Mediamap

Psy Upstages Kim Jong-Un at Peak of Korean Crisis

Psy has succeeded in doing what perhaps no one else in the world could have done in South Korea — upstage Kim Jong-un at precisely the peak of the media firestorm generated by N. Korea’s high-intensity saber-rattling.

On Friday — the day the soundtrack of “Gentleman” was released around the world — the song title was the most searched term in S. Korea’s top portals.

That’s saying something in a nation under threat of nuclear attack by an erratic regime, especially on the same day Pyongyang’s claims to have nuclear missiles were bolstered by a US Defense Intelligence Agency (DIA) threat assessment “with moderate confidence [that] the North currently has nuclear weapons capable of delivery by ballistic missiles; however the reliability will be low.”

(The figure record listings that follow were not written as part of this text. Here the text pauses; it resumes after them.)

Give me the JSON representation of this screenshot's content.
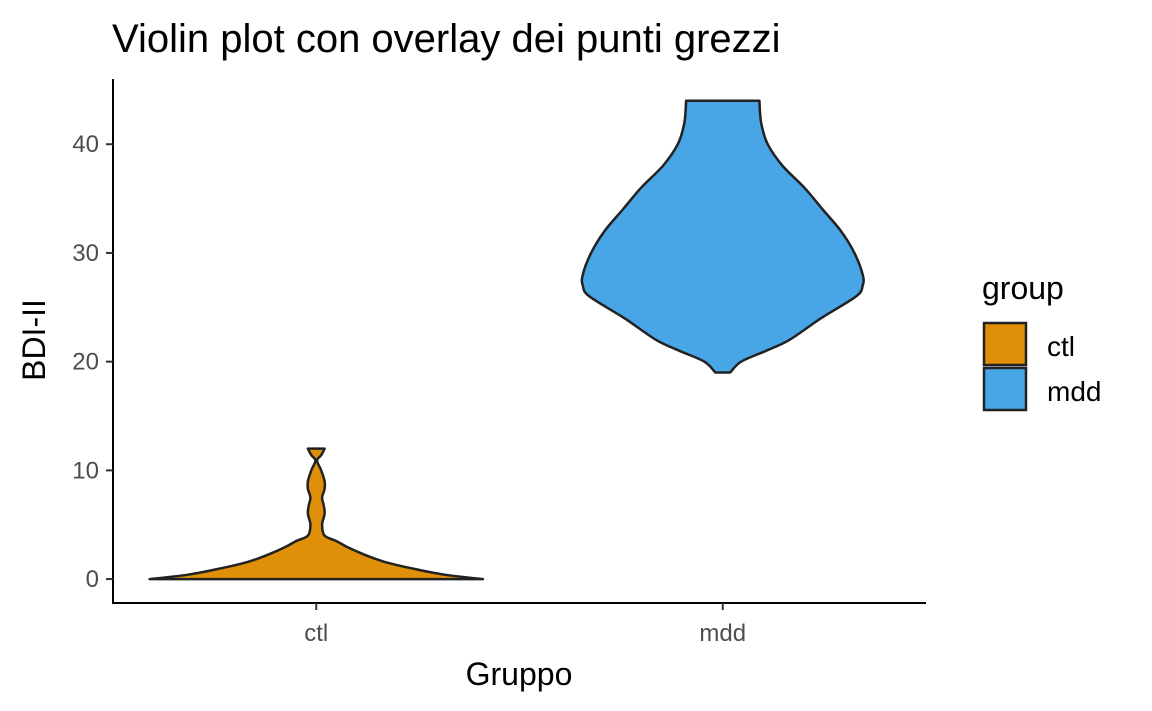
{
  "chart_data": {
    "type": "violin",
    "title": "Violin plot con overlay dei punti grezzi",
    "xlabel": "Gruppo",
    "ylabel": "BDI-II",
    "categories": [
      "ctl",
      "mdd"
    ],
    "ylim": [
      -2.2,
      46
    ],
    "yticks": [
      0,
      10,
      20,
      30,
      40
    ],
    "grid": false,
    "legend": {
      "title": "group",
      "position": "right",
      "entries": [
        {
          "label": "ctl",
          "color": "#E08F08"
        },
        {
          "label": "mdd",
          "color": "#48A5E6"
        }
      ]
    },
    "series": [
      {
        "group": "ctl",
        "color": "#E08F08",
        "range": [
          0,
          12
        ],
        "density_profile": [
          {
            "y": 0,
            "w": 1.0
          },
          {
            "y": 0.4,
            "w": 0.77
          },
          {
            "y": 1,
            "w": 0.57
          },
          {
            "y": 1.5,
            "w": 0.43
          },
          {
            "y": 2,
            "w": 0.33
          },
          {
            "y": 2.5,
            "w": 0.25
          },
          {
            "y": 3,
            "w": 0.18
          },
          {
            "y": 3.5,
            "w": 0.12
          },
          {
            "y": 4,
            "w": 0.05
          },
          {
            "y": 5,
            "w": 0.035
          },
          {
            "y": 6,
            "w": 0.05
          },
          {
            "y": 6.8,
            "w": 0.045
          },
          {
            "y": 7.5,
            "w": 0.035
          },
          {
            "y": 8.3,
            "w": 0.05
          },
          {
            "y": 9,
            "w": 0.05
          },
          {
            "y": 10,
            "w": 0.03
          },
          {
            "y": 10.9,
            "w": 0.005
          },
          {
            "y": 11.4,
            "w": 0.03
          },
          {
            "y": 12,
            "w": 0.05
          }
        ]
      },
      {
        "group": "mdd",
        "color": "#48A5E6",
        "range": [
          19,
          44
        ],
        "density_profile": [
          {
            "y": 19,
            "w": 0.045
          },
          {
            "y": 20,
            "w": 0.11
          },
          {
            "y": 21,
            "w": 0.26
          },
          {
            "y": 22,
            "w": 0.4
          },
          {
            "y": 24,
            "w": 0.59
          },
          {
            "y": 26,
            "w": 0.8
          },
          {
            "y": 27,
            "w": 0.84
          },
          {
            "y": 28,
            "w": 0.84
          },
          {
            "y": 30,
            "w": 0.79
          },
          {
            "y": 32,
            "w": 0.71
          },
          {
            "y": 34,
            "w": 0.6
          },
          {
            "y": 36,
            "w": 0.49
          },
          {
            "y": 38,
            "w": 0.36
          },
          {
            "y": 40,
            "w": 0.27
          },
          {
            "y": 42,
            "w": 0.23
          },
          {
            "y": 44,
            "w": 0.22
          }
        ]
      }
    ]
  }
}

Psy is said to have co-composed the electronic dance tune and written the lyrics which portray a “gentleman” who frequents dance clubs. While the sound track was released Friday in 119 countries (though a number of sources jumped the embargo and released it on YouTube on Thursday in many time zones, including the US), the music video is being held back until Psy’s “Happening” concert at Seoul’s monster World Cup Stadium Saturday evening Korean time. The concert will stream live on YouTube.

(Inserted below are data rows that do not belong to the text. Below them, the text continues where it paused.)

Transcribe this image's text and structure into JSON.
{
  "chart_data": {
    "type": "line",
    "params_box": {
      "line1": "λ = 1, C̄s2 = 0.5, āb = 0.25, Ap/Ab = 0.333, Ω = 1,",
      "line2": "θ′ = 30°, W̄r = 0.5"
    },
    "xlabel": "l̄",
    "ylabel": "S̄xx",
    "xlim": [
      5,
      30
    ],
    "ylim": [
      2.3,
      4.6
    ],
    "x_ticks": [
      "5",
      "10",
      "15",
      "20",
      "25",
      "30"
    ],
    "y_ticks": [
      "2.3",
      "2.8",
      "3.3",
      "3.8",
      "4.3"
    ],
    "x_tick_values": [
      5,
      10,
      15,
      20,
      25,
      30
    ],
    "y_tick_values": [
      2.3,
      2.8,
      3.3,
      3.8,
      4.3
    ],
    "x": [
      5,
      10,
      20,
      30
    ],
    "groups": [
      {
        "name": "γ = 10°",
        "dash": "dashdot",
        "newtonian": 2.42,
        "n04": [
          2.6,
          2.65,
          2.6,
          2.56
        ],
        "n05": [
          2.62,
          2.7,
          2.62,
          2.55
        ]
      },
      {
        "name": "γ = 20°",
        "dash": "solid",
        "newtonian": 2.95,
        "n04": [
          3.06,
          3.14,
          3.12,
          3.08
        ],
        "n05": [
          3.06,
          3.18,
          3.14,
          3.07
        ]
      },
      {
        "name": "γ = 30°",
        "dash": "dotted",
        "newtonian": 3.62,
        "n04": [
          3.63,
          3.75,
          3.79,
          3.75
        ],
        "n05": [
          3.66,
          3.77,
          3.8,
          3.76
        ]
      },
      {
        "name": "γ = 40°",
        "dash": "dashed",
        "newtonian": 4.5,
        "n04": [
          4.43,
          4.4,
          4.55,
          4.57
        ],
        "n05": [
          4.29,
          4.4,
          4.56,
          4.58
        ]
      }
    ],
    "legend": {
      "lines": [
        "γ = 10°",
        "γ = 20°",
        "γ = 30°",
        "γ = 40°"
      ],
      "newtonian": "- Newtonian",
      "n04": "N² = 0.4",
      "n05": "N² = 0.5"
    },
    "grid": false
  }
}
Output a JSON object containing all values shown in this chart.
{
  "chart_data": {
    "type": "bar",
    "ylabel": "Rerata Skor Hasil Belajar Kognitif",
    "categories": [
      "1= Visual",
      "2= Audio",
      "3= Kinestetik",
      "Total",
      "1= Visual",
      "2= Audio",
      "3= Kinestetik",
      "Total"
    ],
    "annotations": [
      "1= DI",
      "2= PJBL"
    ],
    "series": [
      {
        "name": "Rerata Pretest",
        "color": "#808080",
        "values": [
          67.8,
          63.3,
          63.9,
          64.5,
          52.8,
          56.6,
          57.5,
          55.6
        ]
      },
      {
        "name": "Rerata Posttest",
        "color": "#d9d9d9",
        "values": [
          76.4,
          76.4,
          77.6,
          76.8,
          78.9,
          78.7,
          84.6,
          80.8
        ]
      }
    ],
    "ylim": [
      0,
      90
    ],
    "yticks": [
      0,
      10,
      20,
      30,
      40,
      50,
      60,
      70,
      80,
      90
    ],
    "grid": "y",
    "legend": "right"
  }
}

Apparently Psy sweated bullets to pull off the artistically daunting task of trying to follow up a song whose original video garnered 1.5 billion YouTube views in about nine months. Going without sleep for two days, the increasingly less-pudgy rapper was making so many last minute changes that his Korean management firm YG Entertainment feared it would slip the schedule. That may explain why no teaser was released several days earlier — the usual practice in the Kpop world.

Now the ball is in Kim Jong-un’s court to try to upstage Psy, possibly by timing his threatened Musudan medium-range missile launches to coincide with the opening of Psy’s concert.